Systematic screening of protein-coding gene expression identified HMMR as a potential independent indicator of unfavorable survival in patients with papillary muscle-invasive bladder cancer

Abstract

Papillary and non-papillary are two histological patterns of bladder carcinogenesis and are considered as dual-track oncogenic pathways, which have different genetic alterations. The TCGA-bladder cancer (BLCA) database contains clinicopathological, genomic and survival data from over 400 muscle-invasive bladder cancer patients. In this study, using data from this database, we performed a systematic screening of gene expression to identify the protein-coding gene that might have prognostic value in papillary and non-papillary muscle-invasive bladder cancer (MIBC). The data of patients with primary MIBC in TCGA-BLCA was acquired from the UCSC Xena project (http://xena.ucsc.edu) for re-analysis. By setting |log2 fold change|≥2 and adjusted p value <0.01 as the screening criteria, we found 751 significantly dysregulated genes, including 183 overexpressed and 568 downregulated genes. HMMR was identified as a potential prognostic marker with unique expression. Multivariate analysis showed that its expression was an independent prognostic indicator of shorter progression-free survival (PFS) (HR: 1.400, 95%CI: 1.021–1.920, p = 0.037) in the papillary subtype.

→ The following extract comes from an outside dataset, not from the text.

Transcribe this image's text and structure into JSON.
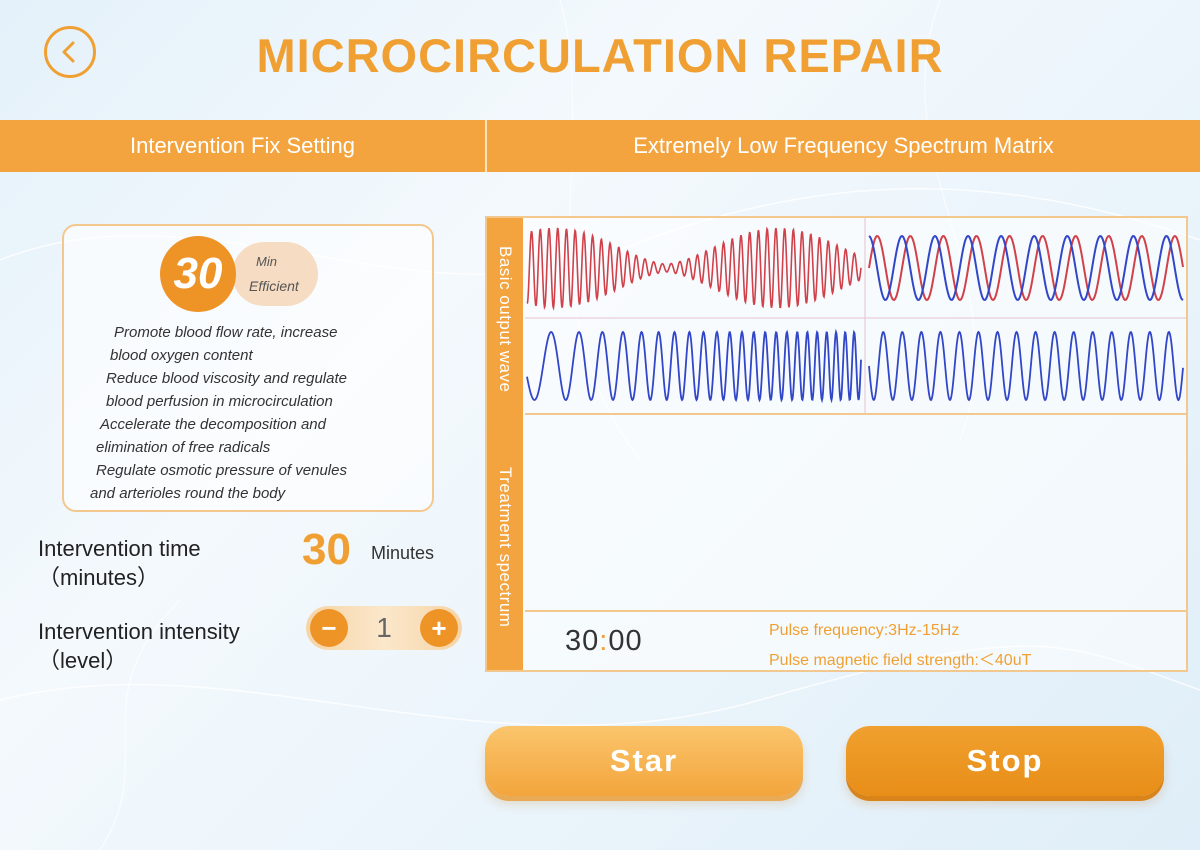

ENST00000393915.8 and ENST00000358715.3, two transcripts that contain all 18 exons and encode the full length of HMMR, were significantly upregulated in cancer tissues compared with normal bladder tissues. None of the 17 CpG sites in its DNA locus was relevant to HMMR expression. 26/403 (6.5%) MIBC cases had HMMR gene-level amplification, which was associated with upregulated HMMR expression compared with the copy-neutral and deletion groups. Gene set enrichment analysis (GSEA) in papillary MIBC found that the high HMMR expression group was associated with upregulated genes enriched in multiple gene sets with well-established role in BC development, including G2M checkpoint, E2 F Targets, Myc Targets V1, Myc Targets V2 and Glycolysis. Based on these findings, we infer that HMMR expression might be a specific prognostic marker in terms of PFS in papillary MIBC. DNA amplification might be an important mechanism of its elevation.